“Compliance success is a journey, not a destination,” said Emily Luvison during her presentation at the HIMSS conference in Orlando on February 14. Luvison, Senior Manager Compliance Programs at Roche Diagnostics Information Solutions, discussed the compliance landscape surrounding the NAVIFY portfolio, and Roche’s commitment to protecting personal data in the cloud.
Compliance is an all-consuming endeavor for Luvison and her team. And if the legal requirements enacted by HIPAA and GDPR are the signposts, the commitment to data security is the highway on which Luvison navigates.
It is everyone’s right and freedom to have their data protected, she says. The damage to a patient from a breach of their personal data can be significant: sensitive data, including patient records, can be sold on the dark web, causing personal and financial harm. The impact to Roche from such an incident may be multifold: not just financial penalties, but harm to the company’s reputation and a breach of the patient’s trust.
What makes security and privacy in the cloud challenging? Rapidly changing technology and new security threats are top concerns. So is the constantly changing global regulatory environment Luvison operates in. Different countries and regions impose their own regulations and restrictions. Staying on top of the data types and requirements for data localization and transfer requires constant diligence.

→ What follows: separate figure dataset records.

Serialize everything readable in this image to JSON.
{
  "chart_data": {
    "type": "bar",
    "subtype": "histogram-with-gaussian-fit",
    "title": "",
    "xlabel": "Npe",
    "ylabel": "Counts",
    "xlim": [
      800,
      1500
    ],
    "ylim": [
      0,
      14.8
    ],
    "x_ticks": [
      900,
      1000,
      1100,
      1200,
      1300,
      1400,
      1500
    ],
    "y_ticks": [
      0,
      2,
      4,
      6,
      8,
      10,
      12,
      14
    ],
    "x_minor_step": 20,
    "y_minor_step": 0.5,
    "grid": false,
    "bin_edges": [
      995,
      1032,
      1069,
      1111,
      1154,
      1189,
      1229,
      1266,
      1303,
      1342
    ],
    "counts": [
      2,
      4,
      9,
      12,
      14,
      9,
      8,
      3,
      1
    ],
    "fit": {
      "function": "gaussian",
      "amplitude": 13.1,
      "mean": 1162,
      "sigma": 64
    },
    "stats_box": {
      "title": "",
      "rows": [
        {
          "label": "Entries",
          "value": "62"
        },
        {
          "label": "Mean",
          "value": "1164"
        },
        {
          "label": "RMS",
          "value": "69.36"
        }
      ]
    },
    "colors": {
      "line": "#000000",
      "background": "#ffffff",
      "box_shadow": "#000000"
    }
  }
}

How does Luvison navigate the journey to compliance? “We take a phased approach,” she said during her presentation. Phase one involves a baseline analysis of the privacy and security requirements. In phase two, procedures and technical controls are put in place to prevent and detect risks; and processes such as incident response and recovery activities are disseminated, tested and updated. The third phase measures adherence through internal and external audits and certifications.
Luvison admits that the complexity of all this keeps her up at night. “We’re always striving to do better,” she says. “At Roche, we are diligent about meeting all our commitments. At the same time, we seek to make things better for our clients and patients everywhere in the world.”